But I'm pretty sure that this just a clumsy mistake, or misguided reaction to some haywire crawler, rather than any intentional manipulation.
In fact, I work for the Internet Archive on web crawling technology, and just 5 days ago I was relayed word, via email, that the White House webmaster wanted us to extensively crawl their site. In fact, they even wanted us to ignore most of their robots.txt "Disallows" directives -- because aside from the first 4 directives, "all the prohibitions were on links to plain text versions of the formatted pages."
Now, it's awkward for crawler operators to manually override the directives we typically respect, on a site-by-site basis. Rather than expressing such wishes in private communications, we would prefer that whitehouse.gov begin its robots.txt file with a narrow expression of their legitimate exclusions...
...and then continue their robots.txt file with additional alternative directives for other crawlers, or all crawlers ("*"). Then we clearly know that except for the 4 listed URL-prefixes, our site crawling is encouraged.
But awkwardness does not imply scheming, and there was no hint of sinister intent in their expressed wishes.
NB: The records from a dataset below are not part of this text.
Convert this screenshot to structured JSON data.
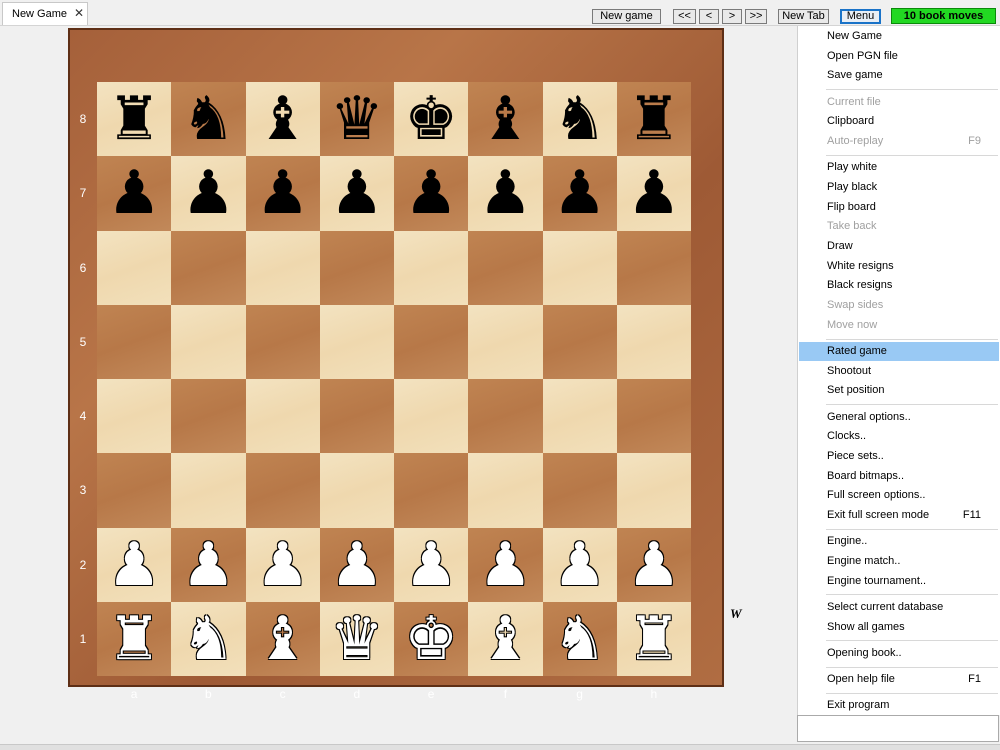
{
  "tab": {
    "label": "New Game",
    "close": "✕"
  },
  "toolbar": {
    "new_game": "New game",
    "first": "<<",
    "prev": "<",
    "next": ">",
    "last": ">>",
    "new_tab": "New Tab",
    "menu": "Menu",
    "book_moves": "10 book moves"
  },
  "colors": {
    "book_moves_bg": "#22d822",
    "menu_highlight": "#99c9f4",
    "frame": "#a5603a",
    "light_square": "#f0dcb5",
    "dark_square": "#bb7c4b"
  },
  "board": {
    "ranks": [
      "8",
      "7",
      "6",
      "5",
      "4",
      "3",
      "2",
      "1"
    ],
    "files": [
      "a",
      "b",
      "c",
      "d",
      "e",
      "f",
      "g",
      "h"
    ],
    "side_to_move": "W",
    "position": [
      [
        "bR",
        "bN",
        "bB",
        "bQ",
        "bK",
        "bB",
        "bN",
        "bR"
      ],
      [
        "bP",
        "bP",
        "bP",
        "bP",
        "bP",
        "bP",
        "bP",
        "bP"
      ],
      [
        "",
        "",
        "",
        "",
        "",
        "",
        "",
        ""
      ],
      [
        "",
        "",
        "",
        "",
        "",
        "",
        "",
        ""
      ],
      [
        "",
        "",
        "",
        "",
        "",
        "",
        "",
        ""
      ],
      [
        "",
        "",
        "",
        "",
        "",
        "",
        "",
        ""
      ],
      [
        "wP",
        "wP",
        "wP",
        "wP",
        "wP",
        "wP",
        "wP",
        "wP"
      ],
      [
        "wR",
        "wN",
        "wB",
        "wQ",
        "wK",
        "wB",
        "wN",
        "wR"
      ]
    ]
  },
  "menu": {
    "items": [
      {
        "label": "New Game"
      },
      {
        "label": "Open PGN file"
      },
      {
        "label": "Save game"
      },
      {
        "sep": true
      },
      {
        "label": "Current file",
        "disabled": true
      },
      {
        "label": "Clipboard"
      },
      {
        "label": "Auto-replay",
        "disabled": true,
        "shortcut": "F9"
      },
      {
        "sep": true
      },
      {
        "label": "Play white"
      },
      {
        "label": "Play black"
      },
      {
        "label": "Flip board"
      },
      {
        "label": "Take back",
        "disabled": true
      },
      {
        "label": "Draw"
      },
      {
        "label": "White resigns"
      },
      {
        "label": "Black resigns"
      },
      {
        "label": "Swap sides",
        "disabled": true
      },
      {
        "label": "Move now",
        "disabled": true
      },
      {
        "sep": true
      },
      {
        "label": "Rated game",
        "active": true
      },
      {
        "label": "Shootout"
      },
      {
        "label": "Set position"
      },
      {
        "sep": true
      },
      {
        "label": "General options.."
      },
      {
        "label": "Clocks.."
      },
      {
        "label": "Piece sets.."
      },
      {
        "label": "Board bitmaps.."
      },
      {
        "label": "Full screen options.."
      },
      {
        "label": "Exit full screen mode",
        "shortcut": "F11"
      },
      {
        "sep": true
      },
      {
        "label": "Engine.."
      },
      {
        "label": "Engine match.."
      },
      {
        "label": "Engine tournament.."
      },
      {
        "sep": true
      },
      {
        "label": "Select current database"
      },
      {
        "label": "Show all games"
      },
      {
        "sep": true
      },
      {
        "label": "Opening book.."
      },
      {
        "sep": true
      },
      {
        "label": "Open help file",
        "shortcut": "F1"
      },
      {
        "sep": true
      },
      {
        "label": "Exit program"
      }
    ]
  }
}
Instead, we were told "we could scoop everything up, no problem" -- a genuine desire to have whitehouse.gov material archived, on a topic-neutral basis. We suggested that the White House webserver make the clarifying robots.txt changes described above, but I haven't yet seen a confirmation that our suggestion reached the right people.
So rather than squinting to see something sinister here, I'd suggest giving the whitehouse.gov team the benefit of the doubt. From what I've seen, they want their site crawled, archived, and searchable -- and their robots.txt should eventually stabilize to confirm that fact.